27 WEDNESDAY Saint Sabina’s Father Michael Pfleger will take time out from tangling with the Southside Catholic Conference to riff on the third dying phrase of Jesus on the cross–“Woman, behold thy son; behold thy mother”–as part of tonight’s performance of The Seven Last Words of Christ. Composed by Haydn in 1786 and originally presented on Good Friday the following year in Cadiz, the work intersperses meditative musical passages with homilies.

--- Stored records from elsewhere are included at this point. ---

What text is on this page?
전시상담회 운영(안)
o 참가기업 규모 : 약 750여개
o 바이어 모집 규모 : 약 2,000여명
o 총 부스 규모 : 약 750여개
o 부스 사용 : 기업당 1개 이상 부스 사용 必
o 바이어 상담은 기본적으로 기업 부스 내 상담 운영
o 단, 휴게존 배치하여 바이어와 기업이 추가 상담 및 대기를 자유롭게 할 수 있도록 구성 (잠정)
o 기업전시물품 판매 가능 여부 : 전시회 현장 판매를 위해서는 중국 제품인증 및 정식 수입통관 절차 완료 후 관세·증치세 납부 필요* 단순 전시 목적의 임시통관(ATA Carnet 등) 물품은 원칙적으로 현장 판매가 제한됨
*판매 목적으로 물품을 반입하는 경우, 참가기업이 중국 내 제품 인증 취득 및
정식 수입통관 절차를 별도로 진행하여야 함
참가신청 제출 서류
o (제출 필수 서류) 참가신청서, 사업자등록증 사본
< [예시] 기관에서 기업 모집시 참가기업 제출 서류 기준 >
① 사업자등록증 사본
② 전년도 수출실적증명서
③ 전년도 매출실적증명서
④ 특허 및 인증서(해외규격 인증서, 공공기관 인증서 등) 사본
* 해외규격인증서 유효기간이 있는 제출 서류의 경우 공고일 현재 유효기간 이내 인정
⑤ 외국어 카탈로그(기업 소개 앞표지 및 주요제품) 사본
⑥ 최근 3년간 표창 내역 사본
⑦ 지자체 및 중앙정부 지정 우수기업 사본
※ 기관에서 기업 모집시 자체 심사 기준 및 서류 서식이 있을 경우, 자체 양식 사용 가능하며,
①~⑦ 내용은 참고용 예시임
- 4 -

The Vermeer String Quartet, whose rendition of the work snagged it a 1996 Grammy nomination, will tackle the score, while Pfleger divvies up the speaking duties with the University of Chicago’s Martin Marty, Chicago Fire Department chaplain Landis McAlpin, and others. It starts at 8 in Rockefeller Chapel on the U. of C. campus, 5850 S. Woodlawn. Tickets are $10, free for those 17 and under; call 773-702-7059.